From 2015 to 2017, RRI worked alongside Nesta to address the challenge to improve outcomes for frail older people by integrating the provision of care. A team of frontline professionals were brought together to address questions including how to transform the care and support system to prevent people going into hospital on an unplanned basis, assess when patients need hospital services, and how to work with people to reduce their risk factors against diabetes.

By exploring a new commissioning approach for frailty, the team’s results included a 40 per cent reduction in unplanned admissions in the first cycle ‘model month’, and was recognised as the only scheme to show a real reduction in unplanned activity. As a result, the collaborative relationship among the local leadership in the area grew in scale and quality and the work was awarded for improving outcomes in the frail population.

Transforming Gastroenterology Elective Care

In 2017, the NHS England Strategy Group brought together local systems, including leaders, clinicians and patients, to design and test innovative ways to transform elective care services. Teams were encouraged to rethink referrals, maximise shared decision making and self-management support, and transform outpatient services.

In Somerset, to address the theme of rethinking referrals, the team tested whether a telephone-based advice and guidance service for GPs to access advice from local specialists and triage referrals could reduce the number of inappropriate referrals. Tested in 71 GP practices across Somerset, at Day 100 a referral was avoided in 54 per cent of the calls from GPs. In Stockport, a referral was avoided in 48 per cent of calls from GPs who could access real-time advice from specialists. By triaging referrals, patients received the most appropriate and effective treatment for them.

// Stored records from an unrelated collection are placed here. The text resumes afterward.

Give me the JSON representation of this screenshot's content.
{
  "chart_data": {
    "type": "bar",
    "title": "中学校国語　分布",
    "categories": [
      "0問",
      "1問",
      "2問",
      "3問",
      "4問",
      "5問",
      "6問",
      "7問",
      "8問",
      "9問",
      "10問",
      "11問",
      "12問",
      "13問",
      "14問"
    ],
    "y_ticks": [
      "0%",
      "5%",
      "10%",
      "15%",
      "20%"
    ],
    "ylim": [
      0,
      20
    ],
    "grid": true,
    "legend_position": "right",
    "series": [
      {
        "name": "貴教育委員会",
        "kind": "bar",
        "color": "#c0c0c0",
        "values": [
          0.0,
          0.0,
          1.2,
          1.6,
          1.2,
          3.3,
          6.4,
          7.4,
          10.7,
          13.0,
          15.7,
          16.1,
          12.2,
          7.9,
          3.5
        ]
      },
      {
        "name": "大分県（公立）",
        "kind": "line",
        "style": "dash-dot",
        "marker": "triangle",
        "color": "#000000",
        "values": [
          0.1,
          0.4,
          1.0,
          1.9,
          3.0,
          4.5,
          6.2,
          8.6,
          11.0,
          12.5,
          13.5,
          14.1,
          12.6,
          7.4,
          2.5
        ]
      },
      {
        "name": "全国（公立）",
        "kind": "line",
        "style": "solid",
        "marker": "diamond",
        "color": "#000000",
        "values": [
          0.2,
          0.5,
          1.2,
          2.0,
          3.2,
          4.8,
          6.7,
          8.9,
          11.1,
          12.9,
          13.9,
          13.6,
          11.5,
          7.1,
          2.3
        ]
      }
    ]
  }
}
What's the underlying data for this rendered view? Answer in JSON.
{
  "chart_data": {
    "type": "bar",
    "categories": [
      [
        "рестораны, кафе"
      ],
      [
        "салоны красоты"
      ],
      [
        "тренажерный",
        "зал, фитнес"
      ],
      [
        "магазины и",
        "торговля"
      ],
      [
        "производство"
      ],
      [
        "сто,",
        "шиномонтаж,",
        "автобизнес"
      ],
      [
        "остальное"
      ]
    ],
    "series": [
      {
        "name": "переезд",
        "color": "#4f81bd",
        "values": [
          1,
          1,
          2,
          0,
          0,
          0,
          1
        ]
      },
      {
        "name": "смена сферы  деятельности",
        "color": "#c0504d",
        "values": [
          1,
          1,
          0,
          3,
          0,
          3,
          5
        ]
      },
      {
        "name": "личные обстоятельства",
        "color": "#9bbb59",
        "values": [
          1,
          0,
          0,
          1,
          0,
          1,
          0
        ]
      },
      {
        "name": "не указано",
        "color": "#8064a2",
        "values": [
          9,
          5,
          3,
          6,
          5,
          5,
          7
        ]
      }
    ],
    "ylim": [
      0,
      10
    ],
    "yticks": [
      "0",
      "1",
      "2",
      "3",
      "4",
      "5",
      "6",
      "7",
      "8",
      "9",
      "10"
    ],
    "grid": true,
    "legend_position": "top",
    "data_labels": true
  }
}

Meanwhile, to address the theme to transform outpatient care and improve access to care for people with Inflammatory Bowel Disease (IBD), the Stockport team found that providing patients with direct access to telephone advice and regular weekly appointment slots held for patients with flare-ups reduced average waiting time for a hospital outpatient appointment. Patients' needs were also met by creating a ‘one-stop’ clinic jointly run by clinicians and diagnostic services.